Quand j’écris et dessine une histoire, j’ai beaucoup de respect pour mes personnages. Si je les blesse, je me demande toujours si c’est toujours nécessaire d’être cruel ou pas avec un personnage. La littérature, c’est un espace de création parfait pour pousser des concepts comme la violence, l’érotisme. Pour cet album, je me suis néanmoins détaché de cette violence pour la traiter comme une expérience purement littéraire, presque symbolique. Ce personnage de tueur n’a pas de psychologie, c’est un robot, pire qu’un mercenaire, qui tue des gens pour le simple fait de tuer. Du coup, je ne sais pas si je referais ça, mais c’était intéressant.

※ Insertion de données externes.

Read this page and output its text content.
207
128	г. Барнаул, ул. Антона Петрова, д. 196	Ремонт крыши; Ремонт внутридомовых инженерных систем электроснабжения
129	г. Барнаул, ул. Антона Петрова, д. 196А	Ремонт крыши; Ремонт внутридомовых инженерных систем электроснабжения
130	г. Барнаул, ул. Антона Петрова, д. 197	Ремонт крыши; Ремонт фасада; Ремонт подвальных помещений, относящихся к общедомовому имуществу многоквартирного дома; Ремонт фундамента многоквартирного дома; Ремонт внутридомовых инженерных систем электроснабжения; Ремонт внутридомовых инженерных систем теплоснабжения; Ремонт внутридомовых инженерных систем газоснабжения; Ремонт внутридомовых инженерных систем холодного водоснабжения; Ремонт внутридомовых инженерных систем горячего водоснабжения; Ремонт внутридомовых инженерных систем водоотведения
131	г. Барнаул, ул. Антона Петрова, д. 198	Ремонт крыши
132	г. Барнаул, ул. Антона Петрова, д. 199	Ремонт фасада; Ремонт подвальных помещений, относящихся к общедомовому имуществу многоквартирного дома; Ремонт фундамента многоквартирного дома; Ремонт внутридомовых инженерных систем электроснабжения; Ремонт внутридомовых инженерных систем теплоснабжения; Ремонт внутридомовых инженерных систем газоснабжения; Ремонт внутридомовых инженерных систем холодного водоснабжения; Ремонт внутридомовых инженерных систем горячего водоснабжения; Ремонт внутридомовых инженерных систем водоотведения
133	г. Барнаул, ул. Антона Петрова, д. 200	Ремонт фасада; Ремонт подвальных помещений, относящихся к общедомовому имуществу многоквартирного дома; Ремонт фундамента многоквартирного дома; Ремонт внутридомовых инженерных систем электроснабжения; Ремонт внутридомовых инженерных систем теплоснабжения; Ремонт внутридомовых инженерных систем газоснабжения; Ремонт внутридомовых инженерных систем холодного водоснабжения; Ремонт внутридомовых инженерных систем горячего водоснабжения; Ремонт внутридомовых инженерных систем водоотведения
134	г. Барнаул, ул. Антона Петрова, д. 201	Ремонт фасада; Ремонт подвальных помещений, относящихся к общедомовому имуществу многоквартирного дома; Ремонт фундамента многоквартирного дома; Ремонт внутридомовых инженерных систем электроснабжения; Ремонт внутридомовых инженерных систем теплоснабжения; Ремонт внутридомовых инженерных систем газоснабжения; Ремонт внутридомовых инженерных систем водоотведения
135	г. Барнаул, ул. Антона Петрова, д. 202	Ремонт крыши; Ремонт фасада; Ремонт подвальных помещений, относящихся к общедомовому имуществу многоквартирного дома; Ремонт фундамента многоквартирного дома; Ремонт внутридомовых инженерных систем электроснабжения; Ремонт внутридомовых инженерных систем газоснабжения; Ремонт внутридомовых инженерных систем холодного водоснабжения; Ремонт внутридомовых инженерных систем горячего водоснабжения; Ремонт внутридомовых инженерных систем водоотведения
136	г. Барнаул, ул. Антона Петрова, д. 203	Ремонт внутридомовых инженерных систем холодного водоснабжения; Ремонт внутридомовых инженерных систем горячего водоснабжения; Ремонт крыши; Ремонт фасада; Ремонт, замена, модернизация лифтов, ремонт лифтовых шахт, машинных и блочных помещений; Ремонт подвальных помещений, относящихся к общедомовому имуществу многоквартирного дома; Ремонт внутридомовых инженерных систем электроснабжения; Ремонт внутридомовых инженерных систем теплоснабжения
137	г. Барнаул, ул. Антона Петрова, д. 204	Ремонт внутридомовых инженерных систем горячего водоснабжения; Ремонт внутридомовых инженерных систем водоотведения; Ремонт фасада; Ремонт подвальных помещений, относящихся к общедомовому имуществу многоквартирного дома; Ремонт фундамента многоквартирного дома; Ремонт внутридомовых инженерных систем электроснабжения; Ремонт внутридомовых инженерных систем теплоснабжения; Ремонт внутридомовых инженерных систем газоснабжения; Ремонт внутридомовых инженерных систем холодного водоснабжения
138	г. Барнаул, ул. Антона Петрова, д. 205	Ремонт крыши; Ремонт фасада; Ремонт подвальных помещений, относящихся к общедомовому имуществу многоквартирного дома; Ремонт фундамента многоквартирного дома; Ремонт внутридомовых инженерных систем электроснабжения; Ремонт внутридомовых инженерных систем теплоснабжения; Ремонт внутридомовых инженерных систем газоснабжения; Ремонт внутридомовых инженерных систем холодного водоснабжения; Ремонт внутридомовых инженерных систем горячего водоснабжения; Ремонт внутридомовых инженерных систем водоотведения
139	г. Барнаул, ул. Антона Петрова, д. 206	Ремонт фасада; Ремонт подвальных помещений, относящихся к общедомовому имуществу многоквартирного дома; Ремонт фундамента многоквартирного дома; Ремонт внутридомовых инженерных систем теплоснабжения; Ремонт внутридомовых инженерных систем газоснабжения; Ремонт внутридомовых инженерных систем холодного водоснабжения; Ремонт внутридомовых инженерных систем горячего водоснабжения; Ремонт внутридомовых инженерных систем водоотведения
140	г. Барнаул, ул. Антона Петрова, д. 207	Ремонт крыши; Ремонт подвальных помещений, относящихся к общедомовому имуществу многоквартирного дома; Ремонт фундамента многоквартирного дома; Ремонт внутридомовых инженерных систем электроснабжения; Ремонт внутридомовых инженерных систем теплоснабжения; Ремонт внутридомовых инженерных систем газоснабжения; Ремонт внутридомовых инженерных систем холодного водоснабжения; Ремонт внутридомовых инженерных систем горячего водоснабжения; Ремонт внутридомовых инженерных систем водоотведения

C’était une autre façon de regarder cette énigme philosophique qui consiste à rencontrer son double.

Hervé Le Tellier a lu votre album ? Qu’en a-t-il pensé ?

M.F. : J’ai dès le début partagé mes choix avec Hervé, sur le fait de garder certains personnages, d'en écarter d’autres et les raisons qui me motivaient, et il était vraiment d’accord avec tout ça. Après, j’ai avancé dans mon coin, tout seul sans qu’il ait nécessairement besoin d’intervenir, ce qui était très important pour moi, ça aurait peut-être été trop intimidant. Je voulais avoir la tranquillité d’avancer dans ce livre comme je le voulais. Il a eu, néanmoins, une seconde lecture à environ la moitié de l’album et m’a dit que c’était complètement différent de ce qu’il imaginait et que, du coup, il aimait bien. A la fin, il a été très gentil. Je pense qu’avec cette adaptation, il a vu une variation possible de L’Anomalie, comme le fait qu’à l’intérieur du livre il y a un autre roman, écrit par Michele, qui s’appelle aussi L’Anomalie. C’est une sorte de nouvelle vie pour son livre, cela lui donne une nouvelle ampleur.